Ayça Abakan: Size ve müziğinize dönelim. Beste yapmaya ne zaman, nasıl başladınız?
Ara Dinkjian: Annem babam, eksik olmasınlar, evde çeşitli çalgılar bulundururdu. Her bir çalgıya, yeni bir renk gözüyle baktım. Çok küçük yaşta, çocukken bestelemeye başladım. 6-7 yaşındaydım. Hep bu ezgilerin arayışı içindeydim. Bestelemek ve yaratmak diye ifadeler kullanıyoruz. Bazen bu terimler bana biraz haddini aşar görünüyor. Ben kendimi daha çok ezgileri yaratan değil, ortaya çıkaran kişi olarak görüyorum. Şarkılar bana geldiği zaman, bir bütün olarak, bariz bir şekilde geliyor. Üzerlerinde çalışmıyorum, değiştirmiyorum. Sanki hep oradaymışlar da, ben bu ezgileri duyabilme şansına sahipmişim gibi geliyor.

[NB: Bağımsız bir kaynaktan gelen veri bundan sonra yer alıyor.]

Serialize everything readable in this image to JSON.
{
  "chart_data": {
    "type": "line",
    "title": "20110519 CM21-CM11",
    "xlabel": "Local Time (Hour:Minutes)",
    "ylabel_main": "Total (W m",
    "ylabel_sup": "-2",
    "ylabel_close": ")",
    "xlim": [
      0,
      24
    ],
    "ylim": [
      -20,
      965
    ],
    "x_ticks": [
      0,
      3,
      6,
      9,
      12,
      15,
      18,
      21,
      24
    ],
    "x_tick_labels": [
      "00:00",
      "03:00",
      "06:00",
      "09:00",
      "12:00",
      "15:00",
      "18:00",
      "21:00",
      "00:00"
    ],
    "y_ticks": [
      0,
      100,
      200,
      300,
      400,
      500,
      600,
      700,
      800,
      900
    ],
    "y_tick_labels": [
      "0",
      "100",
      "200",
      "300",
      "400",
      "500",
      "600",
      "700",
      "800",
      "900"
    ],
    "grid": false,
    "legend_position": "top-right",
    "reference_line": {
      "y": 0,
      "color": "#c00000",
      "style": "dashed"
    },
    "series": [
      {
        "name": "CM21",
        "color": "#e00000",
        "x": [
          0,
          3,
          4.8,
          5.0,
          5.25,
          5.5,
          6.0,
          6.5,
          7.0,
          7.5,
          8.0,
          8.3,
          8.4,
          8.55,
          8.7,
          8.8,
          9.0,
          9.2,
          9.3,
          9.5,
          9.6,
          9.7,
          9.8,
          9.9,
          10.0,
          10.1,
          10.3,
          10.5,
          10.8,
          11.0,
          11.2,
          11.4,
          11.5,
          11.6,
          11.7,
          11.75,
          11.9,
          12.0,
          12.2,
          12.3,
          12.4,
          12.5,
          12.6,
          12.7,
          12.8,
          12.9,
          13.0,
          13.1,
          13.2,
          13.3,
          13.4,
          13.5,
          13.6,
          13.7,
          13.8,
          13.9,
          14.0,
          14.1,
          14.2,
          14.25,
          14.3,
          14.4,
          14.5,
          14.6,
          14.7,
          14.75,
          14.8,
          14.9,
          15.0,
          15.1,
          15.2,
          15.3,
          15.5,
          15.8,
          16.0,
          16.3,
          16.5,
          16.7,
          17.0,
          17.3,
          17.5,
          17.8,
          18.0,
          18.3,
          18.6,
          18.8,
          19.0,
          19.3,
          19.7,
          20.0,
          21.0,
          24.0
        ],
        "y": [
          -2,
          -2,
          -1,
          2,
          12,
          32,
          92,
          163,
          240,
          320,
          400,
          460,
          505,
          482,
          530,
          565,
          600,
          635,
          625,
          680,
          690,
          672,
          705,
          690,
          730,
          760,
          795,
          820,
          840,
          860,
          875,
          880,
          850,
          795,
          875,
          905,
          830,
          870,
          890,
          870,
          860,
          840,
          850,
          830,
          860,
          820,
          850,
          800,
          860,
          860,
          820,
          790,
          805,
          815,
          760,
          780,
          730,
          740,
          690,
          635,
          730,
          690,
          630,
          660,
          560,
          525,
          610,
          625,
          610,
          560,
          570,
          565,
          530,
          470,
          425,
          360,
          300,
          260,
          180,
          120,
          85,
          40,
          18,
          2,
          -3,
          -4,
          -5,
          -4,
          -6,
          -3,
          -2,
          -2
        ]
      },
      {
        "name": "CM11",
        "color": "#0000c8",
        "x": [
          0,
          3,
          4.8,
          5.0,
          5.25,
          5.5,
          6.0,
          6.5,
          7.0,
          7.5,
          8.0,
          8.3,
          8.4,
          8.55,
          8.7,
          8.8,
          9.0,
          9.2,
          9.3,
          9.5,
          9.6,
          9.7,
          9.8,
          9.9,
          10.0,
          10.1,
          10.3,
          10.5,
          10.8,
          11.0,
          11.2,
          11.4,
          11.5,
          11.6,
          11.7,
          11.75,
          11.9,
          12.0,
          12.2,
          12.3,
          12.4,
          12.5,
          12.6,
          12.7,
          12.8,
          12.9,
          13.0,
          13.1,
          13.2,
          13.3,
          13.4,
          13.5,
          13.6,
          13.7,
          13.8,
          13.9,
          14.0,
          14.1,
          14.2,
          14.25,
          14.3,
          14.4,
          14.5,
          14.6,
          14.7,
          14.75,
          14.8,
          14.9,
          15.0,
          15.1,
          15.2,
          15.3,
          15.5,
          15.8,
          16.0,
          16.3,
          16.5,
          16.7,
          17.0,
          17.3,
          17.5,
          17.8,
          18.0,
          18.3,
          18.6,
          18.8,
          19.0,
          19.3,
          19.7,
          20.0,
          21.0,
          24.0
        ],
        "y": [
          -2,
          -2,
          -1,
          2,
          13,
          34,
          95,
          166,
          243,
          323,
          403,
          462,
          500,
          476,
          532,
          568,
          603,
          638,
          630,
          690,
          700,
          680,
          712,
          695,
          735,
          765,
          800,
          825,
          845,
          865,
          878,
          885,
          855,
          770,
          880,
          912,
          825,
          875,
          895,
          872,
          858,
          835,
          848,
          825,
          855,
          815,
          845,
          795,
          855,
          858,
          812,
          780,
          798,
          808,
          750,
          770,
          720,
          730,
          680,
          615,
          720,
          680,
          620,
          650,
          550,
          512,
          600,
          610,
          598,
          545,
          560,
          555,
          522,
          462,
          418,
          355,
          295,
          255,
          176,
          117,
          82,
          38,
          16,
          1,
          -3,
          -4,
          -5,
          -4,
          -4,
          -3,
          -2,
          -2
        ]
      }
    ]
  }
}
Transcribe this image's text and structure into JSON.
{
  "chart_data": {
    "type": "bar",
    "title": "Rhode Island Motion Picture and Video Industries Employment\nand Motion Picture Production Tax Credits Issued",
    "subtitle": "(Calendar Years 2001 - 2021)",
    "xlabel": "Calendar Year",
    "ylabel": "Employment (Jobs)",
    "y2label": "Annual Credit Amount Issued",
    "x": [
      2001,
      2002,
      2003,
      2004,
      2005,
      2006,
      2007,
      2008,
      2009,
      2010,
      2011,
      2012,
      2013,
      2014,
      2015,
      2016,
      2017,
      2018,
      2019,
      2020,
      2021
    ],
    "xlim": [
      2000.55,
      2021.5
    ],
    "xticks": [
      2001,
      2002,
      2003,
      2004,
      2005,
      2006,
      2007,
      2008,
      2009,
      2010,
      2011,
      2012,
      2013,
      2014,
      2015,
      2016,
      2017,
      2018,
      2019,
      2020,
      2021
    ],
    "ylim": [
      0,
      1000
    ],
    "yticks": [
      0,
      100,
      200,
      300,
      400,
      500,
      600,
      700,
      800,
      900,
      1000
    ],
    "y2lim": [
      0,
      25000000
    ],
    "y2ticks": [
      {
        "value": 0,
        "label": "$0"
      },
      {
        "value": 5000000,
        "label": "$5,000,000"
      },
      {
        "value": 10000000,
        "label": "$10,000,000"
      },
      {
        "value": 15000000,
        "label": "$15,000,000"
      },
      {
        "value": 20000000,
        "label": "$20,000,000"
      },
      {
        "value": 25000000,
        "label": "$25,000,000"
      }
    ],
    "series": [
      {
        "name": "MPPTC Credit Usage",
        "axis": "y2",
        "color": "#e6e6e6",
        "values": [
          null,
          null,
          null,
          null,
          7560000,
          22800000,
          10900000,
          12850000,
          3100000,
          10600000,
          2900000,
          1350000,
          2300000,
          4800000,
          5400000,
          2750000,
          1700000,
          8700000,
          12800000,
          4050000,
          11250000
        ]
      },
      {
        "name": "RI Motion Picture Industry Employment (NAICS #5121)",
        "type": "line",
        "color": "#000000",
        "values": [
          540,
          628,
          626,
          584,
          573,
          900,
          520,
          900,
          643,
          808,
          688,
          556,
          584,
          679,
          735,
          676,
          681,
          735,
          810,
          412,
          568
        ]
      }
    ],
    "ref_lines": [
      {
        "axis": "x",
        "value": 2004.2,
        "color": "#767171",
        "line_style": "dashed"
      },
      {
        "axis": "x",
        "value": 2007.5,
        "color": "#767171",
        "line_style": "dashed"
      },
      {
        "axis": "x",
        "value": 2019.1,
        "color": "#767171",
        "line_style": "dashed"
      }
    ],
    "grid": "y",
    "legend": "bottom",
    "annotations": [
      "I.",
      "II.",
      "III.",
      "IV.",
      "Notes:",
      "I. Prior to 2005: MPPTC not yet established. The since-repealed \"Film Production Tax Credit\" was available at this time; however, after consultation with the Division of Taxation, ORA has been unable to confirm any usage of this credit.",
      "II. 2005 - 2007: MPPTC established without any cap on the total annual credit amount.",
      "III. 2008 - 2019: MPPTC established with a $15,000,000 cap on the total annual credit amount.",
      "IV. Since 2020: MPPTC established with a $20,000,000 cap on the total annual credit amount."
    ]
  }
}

Bir ezgi nasıl çıkar gün ışığına?
Ayça Abakan: Ama şans bir yana, sizi birşeyler esinlendiriyor olmalı. Bir ezgiyi ortaya, açığa çıkarmanızı tetikleyen ne oluyor?
Ara Dinkjian: İnsanın halleri… Aşk, verilen kayıplar, korku, acı, coşku, insanın yaşadığı bütün duygular, benim için esin kaynağı. Ama tuhaf birşey var, ben bir parçanın anlamını ancak tamamlanmasından sonra anlayabiliyorum. Ancak ondan sonra bakabiliyorum şarkıya. Çünkü müziği ortaya çıkarırken adeta bir büyü altındaymış gibi oluyorum. Müzikte ve belki de hayatta en büyük düşman, beyin. O yüzden beynimi kapatıp, müziğin oluşmasına, bana gelmesine veriyorum kendimi. Sonra dönüp ezgiyi anlamaya çalıştığımda, “aa tabii, hasta olan büyükannem için kaygı duyuyordum. Ondan böyle bir şarkı çıktı.” diyorum örneğin.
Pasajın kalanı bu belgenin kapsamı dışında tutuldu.